Tuesday, January 23, 2007

Writing thank-you notes

Here is an article from the Ladies' Home Journal about the importance of early training in writing thank-you notes. There is nothing like sending someone a handwritten note, but an email "thank-you" is better than no "thank-you" at all. One of these days I am going to rant about the importance of giving an RSVP and how rude it is not to respond to an invitation, or to respond belatedly. (That rant may coincide with the one about the lack of graciousness of some Catholic bloggers. Knowing the catechism by heart is no replacement for basic social skills; faith is empty without works.)

http://ww4.lhj.com/lhj/story.jhtml?storyid=/templatedata/bhg/story/data/10831.xml&categoryid=/templatedata/lhj/category/data/GoodManners.xml Share

4 comments:

LyliaM said...

Dear Elena Maria -- I have a question about thank-you notes (and I apologize if the article addresses it; I haven't time to read it at the moment).
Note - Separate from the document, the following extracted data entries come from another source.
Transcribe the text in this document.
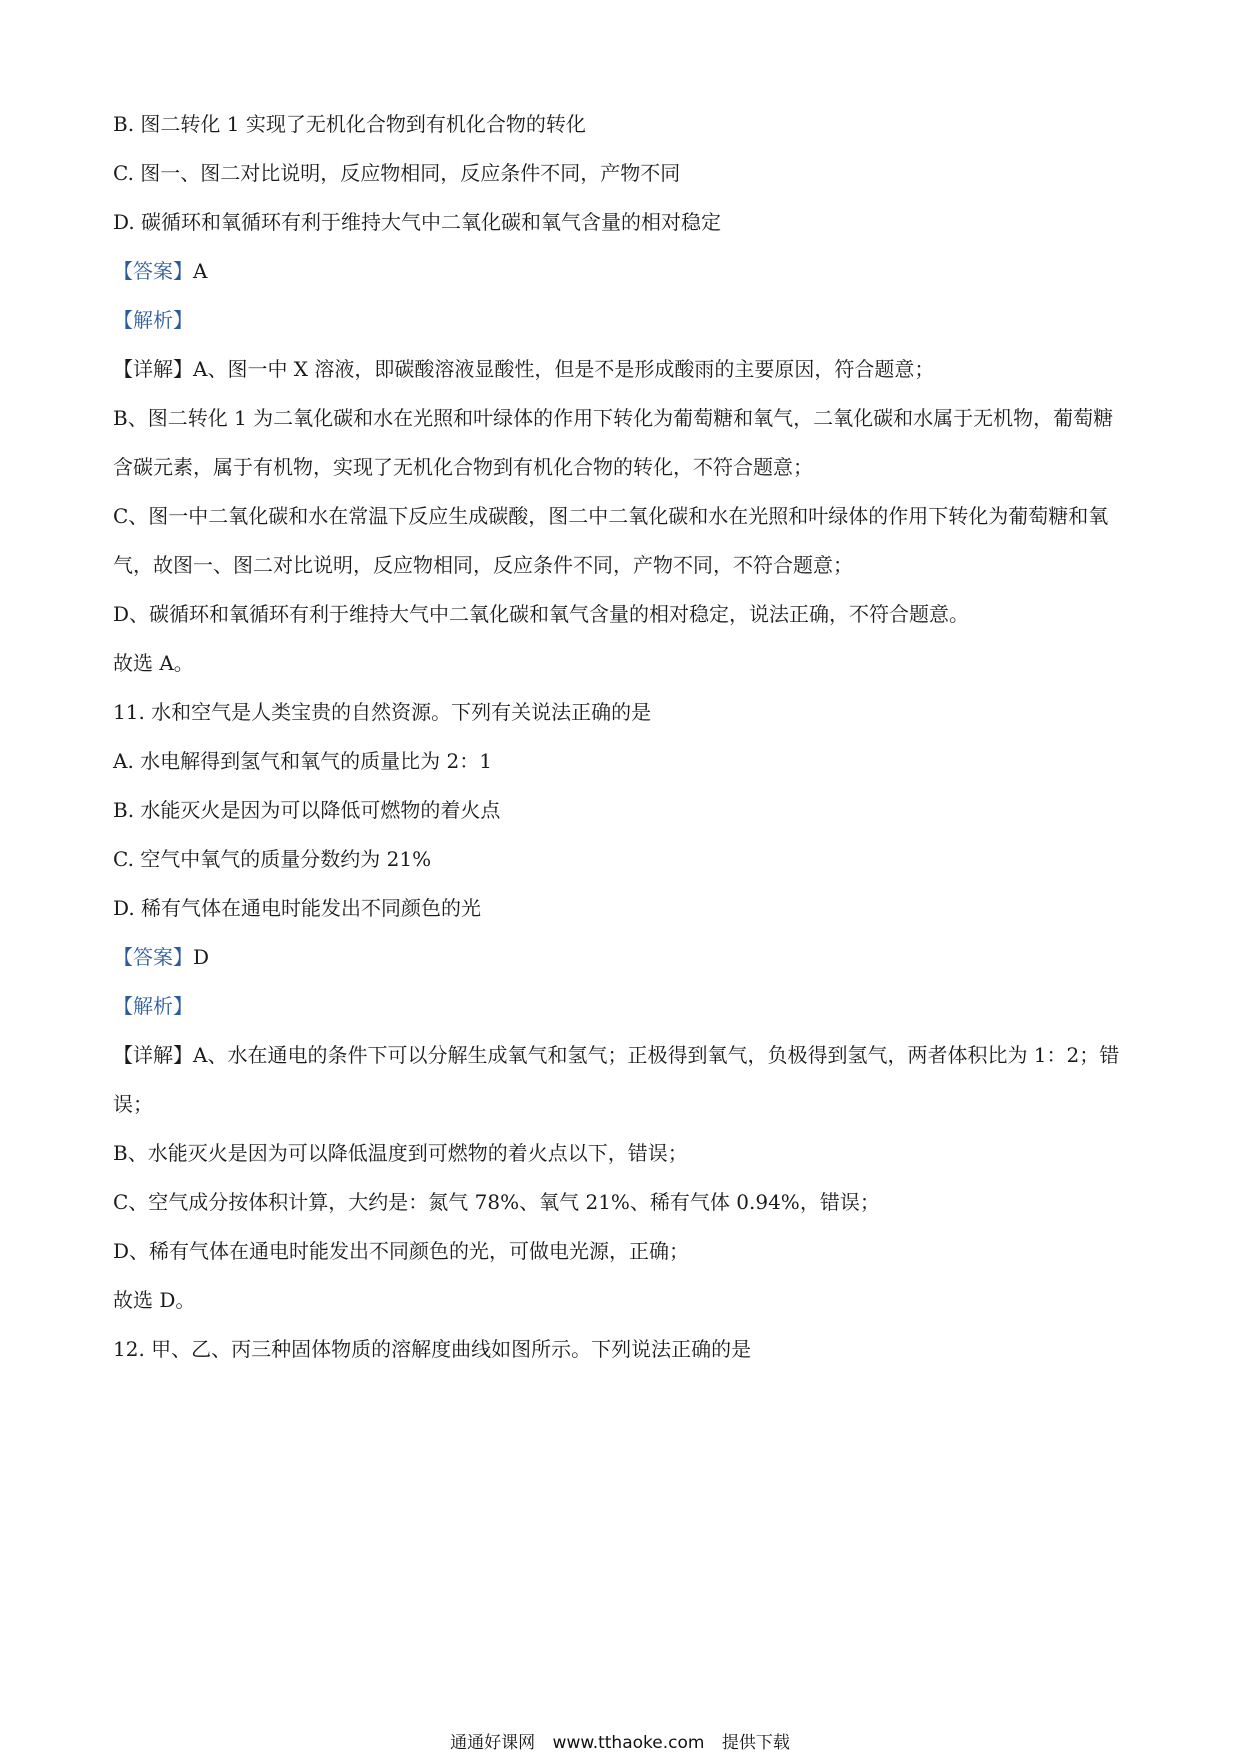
B. 图二转化 1 实现了无机化合物到有机化合物的转化
C. 图一、图二对比说明，反应物相同，反应条件不同，产物不同
D. 碳循环和氧循环有利于维持大气中二氧化碳和氧气含量的相对稳定
【答案】A
【解析】
【详解】A、图一中 X 溶液，即碳酸溶液显酸性，但是不是形成酸雨的主要原因，符合题意；
B、图二转化 1 为二氧化碳和水在光照和叶绿体的作用下转化为葡萄糖和氧气，二氧化碳和水属于无机物，葡萄糖含碳元素，属于有机物，实现了无机化合物到有机化合物的转化，不符合题意；
C、图一中二氧化碳和水在常温下反应生成碳酸，图二中二氧化碳和水在光照和叶绿体的作用下转化为葡萄糖和氧气，故图一、图二对比说明，反应物相同，反应条件不同，产物不同，不符合题意；
D、碳循环和氧循环有利于维持大气中二氧化碳和氧气含量的相对稳定，说法正确，不符合题意。
故选 A。
11. 水和空气是人类宝贵的自然资源。下列有关说法正确的是
A. 水电解得到氢气和氧气的质量比为 2：1
B. 水能灭火是因为可以降低可燃物的着火点
C. 空气中氧气的质量分数约为 21%
D. 稀有气体在通电时能发出不同颜色的光
【答案】D
【解析】
【详解】A、水在通电的条件下可以分解生成氧气和氢气；正极得到氧气，负极得到氢气，两者体积比为 1：2；错误；
B、水能灭火是因为可以降低温度到可燃物的着火点以下，错误；
C、空气成分按体积计算，大约是：氮气 78%、氧气 21%、稀有气体 0.94%，错误；
D、稀有气体在通电时能发出不同颜色的光，可做电光源，正确；
故选 D。
12. 甲、乙、丙三种固体物质的溶解度曲线如图所示。下列说法正确的是
通通好课网 www.tthaoke.com 提供下载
I recall reading a while ago that, if you are able to thank the individual giving you a gift in person (for example, at a bridal shower, where everybody watches the gifts being opened), a thank-you note is unnecessary. Is this true? Many thanks!

elena maria vidal said...

Hi, Lylia! Great question. I was always told that if you are able to give thanks in person, it suffices, although a little note always adds an extra touch of gratitude. I think for bridal and baby showers it is good to write notes since with so many people around it is sometimes difficult to thank everyone as they deserve. In a note one can add a special comment about the gift and about the kindness of the giver, etc.

LyliaM said...

I agree that writing a note is what I would want to do, even if I could thank the giver in person. Thanks for your advice! Now I know that brow-beating my girls into writing those notes IS what etiquette requires!

alice said...

You are so right. From my observations of human nature I see that in our society today people think that personal power comes from being rude and crude and that the formality of being polite is seen as false. It started with the
baby boomers and their ranting and raving against the establishment, now they are reaping the whirlwind.